If you went to grade school in Alberta or recently had a child in playschool, you’re probably fairly knowledgable about what to do if your house is on fire due to the annual visit to the firehall. But would you know what to do if there is carbon monoxide in your home?
To begin with, we all know a smoke detector won’t detect carbon monoxide and that you must buy a separate alarm, but many Canadians neglect to purchase one.
Carbon monoxide (CO) is odourless, colourless, tasteless – and very poisonous. CO poising suffocates you from the inside by stopping your blood from absorbing oxygen and exposure to high levels of CO can cause brain damage or even death. If that’s enough to send you on a trip to the hardware store, here’s some guidelines for installation:
- Install at least one CO alarm, preferably outside upstairs bedrooms. Don’t install your CO alarm directly above your furnace or water heater
- Your CO alarm should be approved by a recognized certification body accredited by the Standards Council of Canada, and should carry the appropriate Certification Mark for Canada.

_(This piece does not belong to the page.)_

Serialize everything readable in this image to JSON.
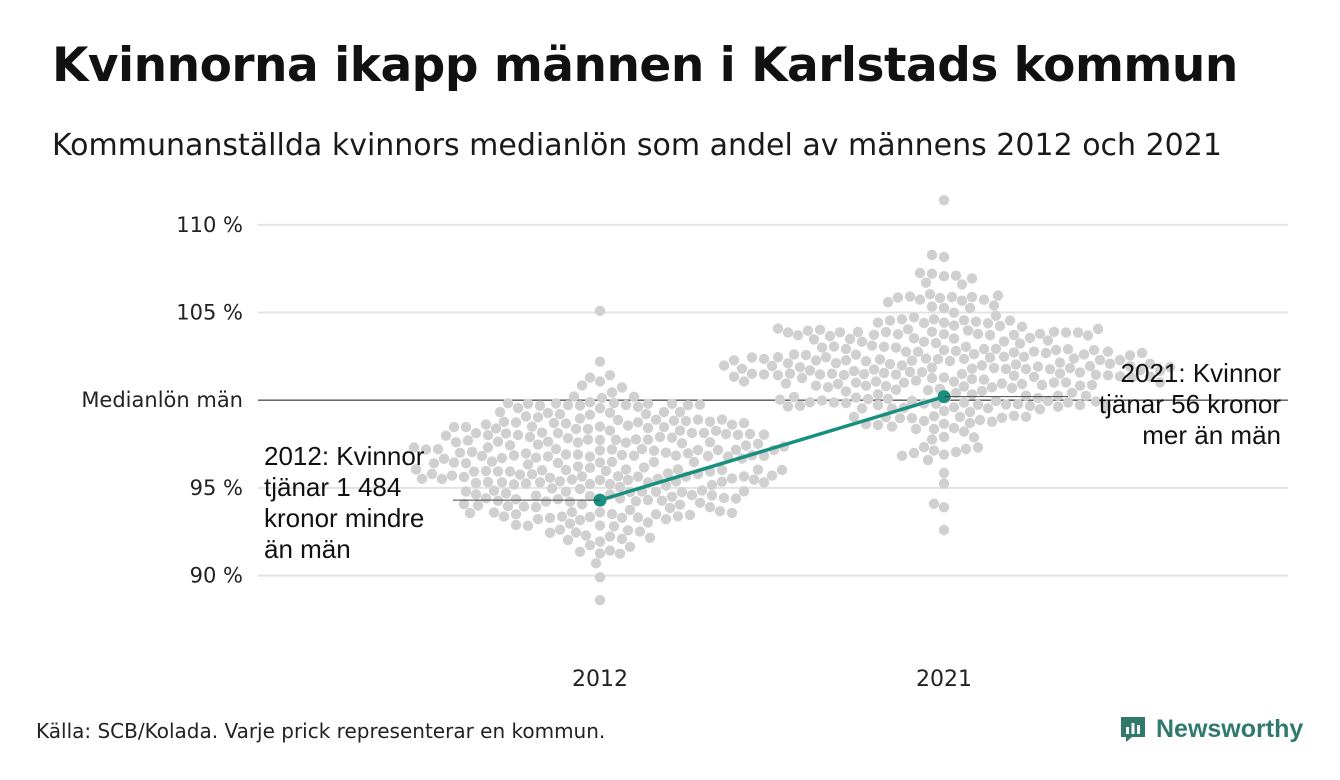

- When you change your clocks in October and May, test your alarm and change the batteries
- Keep in mind that CO alarms have a limited life. If you have a battery-operated CO alarm, be aware the lifespan of its batteries and sensors.
What should you do If your carbon monoxide alarm sounds?
- Open windows and doors to let fresh air in
- Ask everyone in your household if they are experiencing any of the following symptoms of CO exposure:
Drowsiness or fatigue
Loss of coordination
If someone shows symptoms, leave the building immediately and seek medical help and call 911 or your local fire department.
If you experience these symptoms inside, but feel better outdoors or away from home, you should request a CO blood test from your doctor, to determine if you were in fact exposed to carbon monoxide.
If no one has symptoms:
Reset your CO alarm and check its batteries. Keep windows and doors open to get fresh air circulating. Check to see that the damper is open on any wood burning fireplaces.
If your alarm continues to sound and you can’t find the cause, leave your windows and doors open and call an HVAC contractor to check your natural gas equipment. If an HVAC contractor isn’t available, call your local fire department
Most of all, remember CO alarms should actually be your secondary line of defense.
The regular inspection of your fuel-burning equipment and appliances by a licensed Heating, Ventilation and Air Conditioning (HVAC) contractor is the most important step in preventing the dangers of CO build up in the first place.